Olson seeks to explain why some nations achieve high rates of economic growth while others suffer bouts of stagflation. He contends that the number and strength of "distributional coalitions," coupled with the length of economic and political stability will influence a nation's rate of economic growth. As such, Olson's hypothesis is two fold. First, Olson argues that states with lower levels of "distributional coalitions" often have higher rates of economic growth. Second, states which have experienced prolonged periods of disorder or armed conflict will have lower numbers of interest-group, or collusion organizations.

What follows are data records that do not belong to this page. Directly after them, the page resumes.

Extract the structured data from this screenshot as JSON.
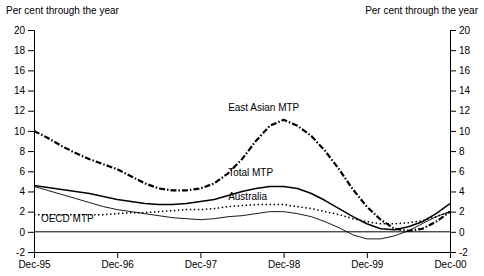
{
  "chart_data": {
    "type": "line",
    "ylabel": "Per cent through the year",
    "y2label": "Per cent through the year",
    "x": [
      0,
      2,
      4,
      6,
      8,
      10,
      12,
      14,
      16,
      18,
      20,
      22,
      24,
      26,
      28,
      30,
      32,
      34,
      36,
      38,
      40,
      42,
      44,
      46,
      48,
      50,
      52,
      54,
      56,
      58,
      60
    ],
    "xlim": [
      0,
      60
    ],
    "xticks": [
      {
        "value": 0,
        "label": "Dec-95"
      },
      {
        "value": 12,
        "label": "Dec-96"
      },
      {
        "value": 24,
        "label": "Dec-97"
      },
      {
        "value": 36,
        "label": "Dec-98"
      },
      {
        "value": 48,
        "label": "Dec-99"
      },
      {
        "value": 60,
        "label": "Dec-00"
      }
    ],
    "ylim": [
      -2,
      20
    ],
    "yticks": [
      -2,
      0,
      2,
      4,
      6,
      8,
      10,
      12,
      14,
      16,
      18,
      20
    ],
    "y2lim": [
      -2,
      20
    ],
    "y2ticks": [
      -2,
      0,
      2,
      4,
      6,
      8,
      10,
      12,
      14,
      16,
      18,
      20
    ],
    "series": [
      {
        "name": "East Asian MTP",
        "color": "#000000",
        "line_style": "dashdot",
        "values": [
          10.0,
          9.3,
          8.5,
          7.8,
          7.2,
          6.7,
          6.2,
          5.5,
          4.8,
          4.3,
          4.1,
          4.1,
          4.3,
          4.8,
          5.8,
          7.2,
          9.0,
          10.5,
          11.1,
          10.5,
          9.5,
          8.0,
          6.2,
          4.2,
          2.5,
          1.2,
          0.3,
          0.1,
          0.3,
          1.0,
          2.0
        ]
      },
      {
        "name": "Total MTP",
        "color": "#000000",
        "line_style": "solid",
        "values": [
          4.6,
          4.4,
          4.2,
          4.0,
          3.8,
          3.5,
          3.2,
          3.0,
          2.8,
          2.7,
          2.7,
          2.8,
          3.0,
          3.2,
          3.6,
          4.0,
          4.3,
          4.5,
          4.5,
          4.3,
          3.8,
          3.1,
          2.3,
          1.5,
          0.8,
          0.3,
          0.2,
          0.5,
          1.0,
          1.8,
          2.8
        ]
      },
      {
        "name": "Australia",
        "color": "#000000",
        "line_style": "solid",
        "values": [
          4.5,
          4.1,
          3.7,
          3.3,
          2.9,
          2.5,
          2.2,
          2.0,
          1.8,
          1.6,
          1.4,
          1.3,
          1.2,
          1.3,
          1.5,
          1.6,
          1.8,
          2.0,
          2.0,
          1.8,
          1.5,
          1.0,
          0.4,
          -0.3,
          -0.7,
          -0.7,
          -0.4,
          0.1,
          0.8,
          1.5,
          2.0
        ]
      },
      {
        "name": "OECD MTP",
        "color": "#000000",
        "line_style": "dotted",
        "values": [
          1.7,
          1.7,
          1.7,
          1.7,
          1.7,
          1.7,
          1.8,
          1.9,
          1.9,
          2.0,
          2.1,
          2.2,
          2.2,
          2.3,
          2.5,
          2.6,
          2.7,
          2.7,
          2.7,
          2.5,
          2.3,
          2.0,
          1.7,
          1.3,
          1.0,
          0.8,
          0.8,
          0.9,
          1.1,
          1.5,
          2.0
        ]
      }
    ],
    "annotations": [
      {
        "text": "East Asian MTP",
        "x": 28,
        "y": 12.0
      },
      {
        "text": "Total MTP",
        "x": 28,
        "y": 5.5
      },
      {
        "text": "Australia",
        "x": 28,
        "y": 3.2
      },
      {
        "text": "OECD MTP",
        "x": 1,
        "y": 1.0
      }
    ]
  }
}
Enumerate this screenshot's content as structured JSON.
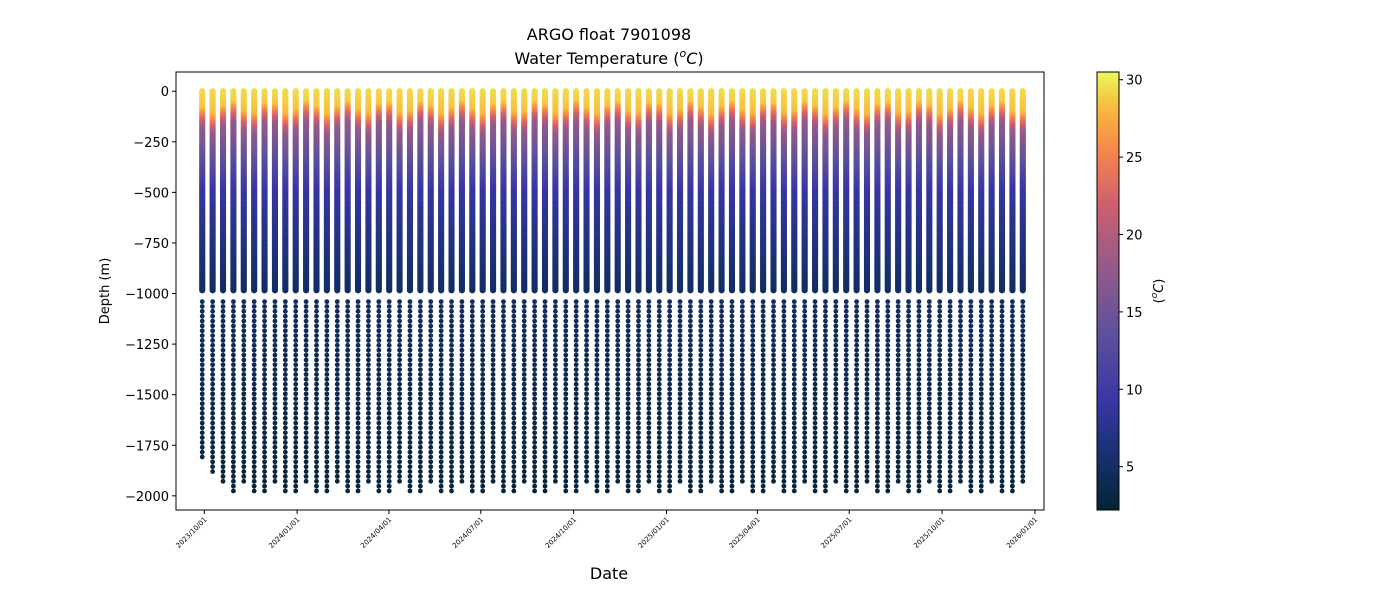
{
  "chart_data": {
    "type": "scatter",
    "title": "ARGO float 7901098",
    "subtitle_prefix": "Water Temperature (",
    "subtitle_unit_sup": "o",
    "subtitle_unit_main": "C",
    "subtitle_suffix": ")",
    "xlabel": "Date",
    "ylabel": "Depth (m)",
    "colorbar_label_prefix": "(",
    "colorbar_label_sup": "o",
    "colorbar_label_main": "C",
    "colorbar_label_suffix": ")",
    "xlim": [
      "2023-09-03",
      "2026-01-10"
    ],
    "ylim": [
      -2070,
      95
    ],
    "x_ticks": [
      {
        "date": "2023-10-01",
        "label": "2023/10/01"
      },
      {
        "date": "2024-01-01",
        "label": "2024/01/01"
      },
      {
        "date": "2024-04-01",
        "label": "2024/04/01"
      },
      {
        "date": "2024-07-01",
        "label": "2024/07/01"
      },
      {
        "date": "2024-10-01",
        "label": "2024/10/01"
      },
      {
        "date": "2025-01-01",
        "label": "2025/01/01"
      },
      {
        "date": "2025-04-01",
        "label": "2025/04/01"
      },
      {
        "date": "2025-07-01",
        "label": "2025/07/01"
      },
      {
        "date": "2025-10-01",
        "label": "2025/10/01"
      },
      {
        "date": "2026-01-01",
        "label": "2026/01/01"
      }
    ],
    "y_ticks": [
      {
        "value": 0,
        "label": "0"
      },
      {
        "value": -250,
        "label": "−250"
      },
      {
        "value": -500,
        "label": "−500"
      },
      {
        "value": -750,
        "label": "−750"
      },
      {
        "value": -1000,
        "label": "−1000"
      },
      {
        "value": -1250,
        "label": "−1250"
      },
      {
        "value": -1500,
        "label": "−1500"
      },
      {
        "value": -1750,
        "label": "−1750"
      },
      {
        "value": -2000,
        "label": "−2000"
      }
    ],
    "colorbar": {
      "range": [
        2.2,
        30.5
      ],
      "colormap": "thermal",
      "ticks": [
        {
          "value": 5,
          "label": "5"
        },
        {
          "value": 10,
          "label": "10"
        },
        {
          "value": 15,
          "label": "15"
        },
        {
          "value": 20,
          "label": "20"
        },
        {
          "value": 25,
          "label": "25"
        },
        {
          "value": 30,
          "label": "30"
        }
      ]
    },
    "profiles": {
      "first_date": "2023-09-29",
      "last_date": "2025-12-20",
      "count": 80,
      "surface_temperature": 29.5,
      "mixed_layer_depth": [
        55,
        120
      ],
      "temp_at_200m": 15,
      "temp_at_500m": 9,
      "temp_at_1000m": 4.8,
      "temp_at_2000m": 2.6,
      "dense_sampling_bottom": -990,
      "sparse_levels_start": -1040,
      "sparse_level_spacing": 24,
      "max_depth": -1975,
      "max_depth_first_profiles": [
        -1830,
        -1880,
        -1930
      ]
    }
  }
}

Olson's explanation builds upon his early work in The Logic of Collective Action, which holds that "...large groups, at least if they are composed of rational individuals, will not act in their group interest" (18). Rather, the rational actor will seek to further his or her self-interest, and will subsequently free-ride when possible. Olson expands the scope of this logic to encompass not only the rationality of the individual, but the rationality of the firm in explaining The Rise and Decline of Nations.
As the power of the firm expands, the firm seeks to maximize its own utility at the expense of a societal common good. In order to simplify a complex argument, we can think of Olson's theory in this way. An organization or firm will not expend its energy to create a benefit to society writ large, as it, and its members, will only receive a fragment of that benefit in relation to the costs incurred. On the other hand, if the same firm seeks to maximize its utility, it will seek to obtain a larger slice of the social "pie." In so doing, it may lower the benefits of society as a whole, but will significantly expand its own gain and that of its members. Meanwhile the firm will only incur a fraction of the costs such action projects on society at large. As such, Olson writes, "The great majority of special-interest organizations redistribute income rather than create it and in the ways that reduce social efficiency and output" (47).
Olson argues that a society with long-term stability - free from war, and economic and political turmoil - tend to accrue more special-interest and collusion groups. This occurs because it takes time and reasonable amount of stability for such interest-groups to organize, solidify, and begin to achieve some collective benefits for their members. Once collective benefits are seen as the result of organization, a host of other interests will begin to coalesce and seek to obtain gains for themselves. What emerges is a highly pluralistic society.
This leads us to the second part of Olson's hypothesis, those nations with high numbers of special-interest or collusion groups have lower levels of economic growth. Olson writes, "Distributional coalitions slow down a society's capacity to adopt new technologies and reallocate resources in response to changing conditions, and they reduce the rate of economic growth" (65). First, distributional coalitions stymie technological adoption when such innovation stands to benefit a rival group. A present day illustration can be found in a labor unions vehement opposition to the implementation of labor saving machinery. Second, distributional coalitions will attempt to block policy initiatives that change the status quo. When policy needs to be developed to increase economic or social advancement, the special-interest groups are likely to feel a certain displacement and will act to prevent such policy. According to Olson, these actions, coupled with others, often lead to policies which promote policies which have the potential to stifle economic growth.